Un travailleur du Village Pilote distribue de l'eau et des sandwichs aux enfants des rues de Dakar, le 10 avril 2020.

Les jeunes "ne sont pas invincibles" face au Covid-19 et ils sont dans certains pays trop nombreux à "baisser la garde", entraînant une hausse de la transmission du virus,  a averti jeudi le directeur général de l'Organisation mondiale de la santé (OMS).

"Nous l'avons dit et nous le redisons encore : les jeunes peuvent être contaminés, les jeunes peuvent mourir, et les jeunes peuvent transmettre le virus", a martelé le Dr Tedros Adhanom Ghebreyesus au cours d'une conférence de presse.

"Il semble que les rebonds de cas dans certains pays sont en partie dus à des jeunes qui baissent la garde pendant l'été dans l'hémisphère nord", a-t-il souligné, les exhortant à "prendre les mêmes précautions que les autres pour se protéger du virus et pour protéger les autres".

"Les jeunes devraient être à la pointe du changement" dans les nouvelles attitudes sociales induites par la pandémie - distanciation physique, lavage des mains, port du masque lorsque la distanciation est impossible... - , a insisté le dr Tedros.

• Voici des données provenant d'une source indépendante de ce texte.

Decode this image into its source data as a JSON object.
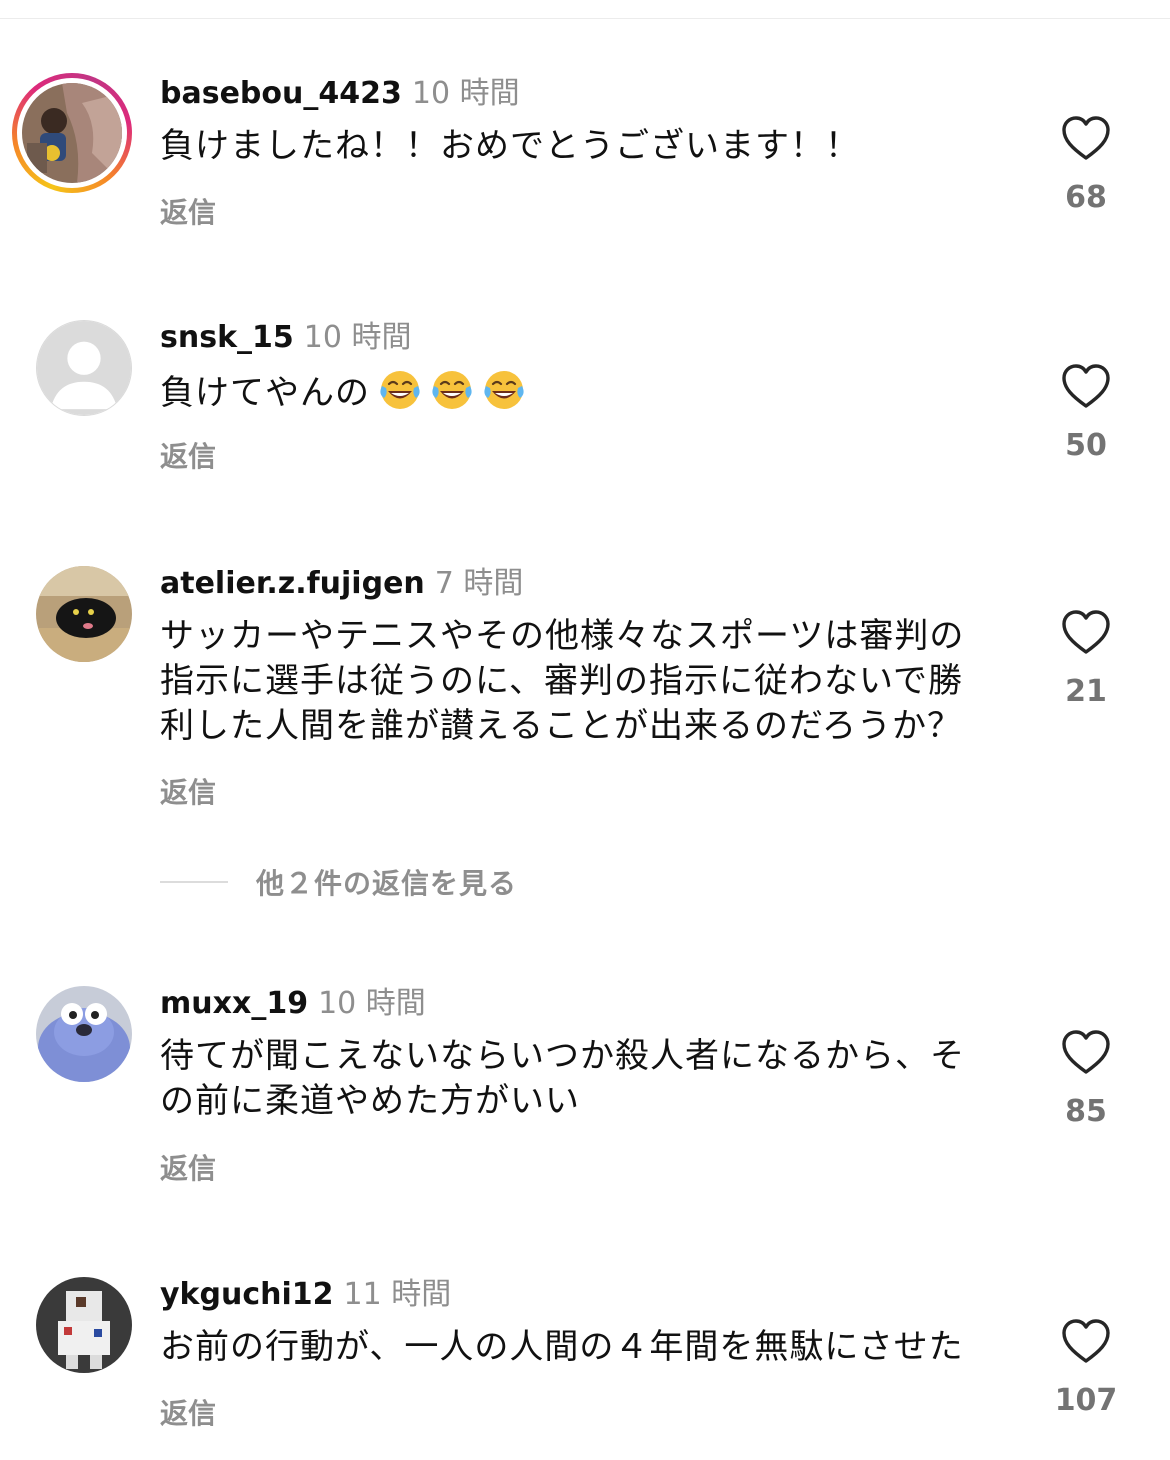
{
  "comments": [
    {
      "username": "basebou_4423",
      "time": "10 時間",
      "text": "負けましたね！！おめでとうございます！！",
      "reply_label": "返信",
      "likes": "68",
      "has_story_ring": true
    },
    {
      "username": "snsk_15",
      "time": "10 時間",
      "text": "負けてやんの",
      "emojis": [
        "face-with-tears-of-joy",
        "face-with-tears-of-joy",
        "face-with-tears-of-joy"
      ],
      "reply_label": "返信",
      "likes": "50"
    },
    {
      "username": "atelier.z.fujigen",
      "time": "7 時間",
      "text_lines": [
        "サッカーやテニスやその他様々なスポーツは審判の",
        "指示に選手は従うのに、審判の指示に従わないで勝",
        "利した人間を誰が讃えることが出来るのだろうか？"
      ],
      "reply_label": "返信",
      "likes": "21",
      "view_replies": "他２件の返信を見る"
    },
    {
      "username": "muxx_19",
      "time": "10 時間",
      "text_lines": [
        "待てが聞こえないならいつか殺人者になるから、そ",
        "の前に柔道やめた方がいい"
      ],
      "reply_label": "返信",
      "likes": "85"
    },
    {
      "username": "ykguchi12",
      "time": "11 時間",
      "text": "お前の行動が、一人の人間の４年間を無駄にさせた",
      "reply_label": "返信",
      "likes": "107"
    }
  ],
  "icons": {
    "like": "heart-outline-icon",
    "default_avatar": "default-avatar-icon"
  },
  "colors": {
    "secondary_text": "#8e8e8e",
    "like_count": "#737373",
    "story_ring": [
      "#f5c518",
      "#f58529",
      "#dd2a7b"
    ]
  }
}
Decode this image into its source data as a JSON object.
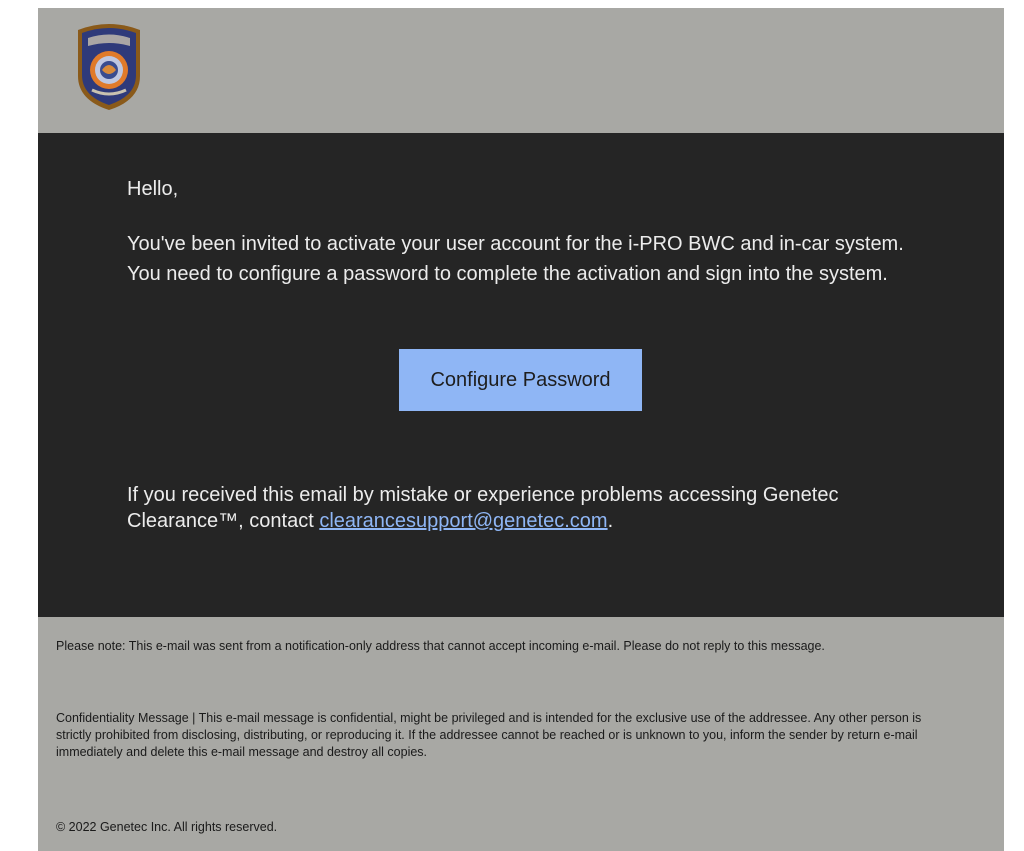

Les nightclubs, notamment, sont "des amplificateurs de la transmission du virus", a ajouté une responsable de l'OMS, Maria Van Kerkhove.

En outre, même si le coronavirus dans ses formes graves touche essentiellement des personnes âgées ou déjà atteintes d'autres pathologies, la maladie, même dans ses formes modérées, "peut affecter de nombreux organes. Nous ne savons pas quel est l'impact à long terme", a mis en garde le responsable des urgences sanitaires de l'OMS, le docteur Michael Ryan.

Le Covid-19 "entraîne une inflammation des poumons, mais il a aussi été constaté que ce processus inflammatoire peut s'étendre au système cardiovasculaire, dans le sang, le coeur, dans d'autres organes...", a-t-il dit.

"Ne prenez pas de risques inconsidérés. Les risques à l'heure actuelle ne peuvent pas être quantifiés clairement", a-t-il insisté.

Des flambées de cas de coronavirus ont été observées dans des pays européens où les jeunes en vacances vont dans les bars ou organisent des soirées sur les plages.

Au Canada, les moins de 39 ans constituent une nette majorité des nouveaux cas de Covid-19, ont averti le week-end dernier les autorités sanitaires du pays.

La pandémie a fait près de 670.000 morts dans le monde et plus de 17 millions de cas ont été diagnostiqués depuis fin décembre.